- The NSSF act of 2013 targets to bring the informal sector into the pension fold estimating the memberships will increase to about 15 million.
- It increased salaried employees’ monthly deductions from Sh200 to Sh600 for the lowest earner and from Sh320 to Sh1,080 for top earners
Increased retirement savings contributions through the NSSF Act of 2013 will widen pension coverage and ensure financial security for Kenyans in their old age.
Although the pensions administrator, Enwealth Financial Services supports the new rates, it says there are still uncertainties around implementation that need clarity to protect both employers and employees.
The NSSF Act, 2013 increased salaried employees’ monthly deductions from Sh200 to Sh600 for the lowest earner and from Sh320 to Sh1,080 for top earners under a graduated scale. The upper limits on contributions are to rise every year.
Workers earning above Sh18,000 are divided into two levels of contributions — tier I and tier II. Tier I contributions are for those in respect of pensionable earnings up to the lower earnings limit of Sh6,000.
Tier II contributions are those in respect of pensionable earnings above the lower earnings limit.
Those in tier I are to contribute up to Sh720 per month, while those in tier II are to add up to Sh1,440, being contributions pegged on earnings above Sh18,000.
Workers already signed up for an occupational scheme have been offered relief since they would pay six percent of the minimum wage or Sh360 in the first year upon receiving approval from RBA.
This will increase to Sh540 in the fifth year in a balance meant to cushion company-sponsored schemes from collapse since it is feared that most employers would discontinue occupation schemes and opt for the statutory fund.
For instance, Enwealth says one of the provisions in the act allows a full opt-out at the Tier II level of contributions for employers who have or are contributing to pension schemes yet the process to opt out is flawed with bureaucracy.
Enwealth Financial Services CEO, Simon Wafubwa is calling for simplicity of the opt-out option for schemes saying as it is, it will create a refunds nightmare between employers and NSSF.
“In our view, there is a necessity to amend the act to be very simple in terms of opt out.
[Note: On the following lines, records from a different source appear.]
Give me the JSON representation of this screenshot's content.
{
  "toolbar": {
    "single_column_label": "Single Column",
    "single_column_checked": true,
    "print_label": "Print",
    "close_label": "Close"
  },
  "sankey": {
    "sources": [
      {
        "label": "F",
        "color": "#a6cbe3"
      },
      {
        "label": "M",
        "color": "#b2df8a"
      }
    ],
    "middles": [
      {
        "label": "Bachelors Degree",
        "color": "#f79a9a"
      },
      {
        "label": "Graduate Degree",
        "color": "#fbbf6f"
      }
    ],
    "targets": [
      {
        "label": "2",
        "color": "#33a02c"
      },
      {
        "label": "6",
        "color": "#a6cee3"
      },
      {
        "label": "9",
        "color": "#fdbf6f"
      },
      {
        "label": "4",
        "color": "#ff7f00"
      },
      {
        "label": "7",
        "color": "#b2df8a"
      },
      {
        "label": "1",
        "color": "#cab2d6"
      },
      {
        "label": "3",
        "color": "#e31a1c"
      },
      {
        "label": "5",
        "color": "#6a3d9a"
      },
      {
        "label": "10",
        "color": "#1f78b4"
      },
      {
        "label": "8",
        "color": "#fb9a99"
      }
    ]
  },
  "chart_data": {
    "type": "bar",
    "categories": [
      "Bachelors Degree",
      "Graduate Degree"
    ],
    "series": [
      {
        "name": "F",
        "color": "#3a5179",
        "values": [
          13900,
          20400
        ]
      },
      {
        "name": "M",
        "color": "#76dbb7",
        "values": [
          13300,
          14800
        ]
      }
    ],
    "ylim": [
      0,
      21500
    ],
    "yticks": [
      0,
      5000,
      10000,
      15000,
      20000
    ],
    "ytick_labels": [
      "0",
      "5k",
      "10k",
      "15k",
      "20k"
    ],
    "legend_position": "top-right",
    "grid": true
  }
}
If you have already complied with RBA regulations, there should be no requirement to apply to be exempted,''Wafubwa said.
He adds that, that should be an issue of compliance for audit, rather than applying and then waiting for two months or months to get approval and then pursue NSSF for refunds.
Enwealth says that many contributors may choose to opt out of the NSSF Tier II because of lower administration expenses looking for fees below NSSF’s which have been over two per cent.
Private schemes have been able to deliver annual returns of over 10 per cent which is often double the returns by NSSF, as well as more transparency in management and faster processing of claims.
Currently, there are about three million active contributors in pension including through NSSF, with the private sector having about 850,000 members.
The NSSF act of 2013 targets to bring the informal sector into the pension fold estimating the memberships will increase to about 15 million.
Kenya's current income replacement ratio falls between 1-4 per cent as savings are insufficient, and eroded by inflation and high administrative costs.
According to RBA deputy manager, supervision, Caroline Wanjala Wabwire, this is a welcome move for the country as it has been grappling with issues of coverage with only about 25 per cent of the labour force covered by a retirement benefits arrangement.
It targets to increase the Income replacement Ratio (IRR) to about 40 per cent which is closer to International Labour Organisation's (ILO) recommended 50-60 per cent.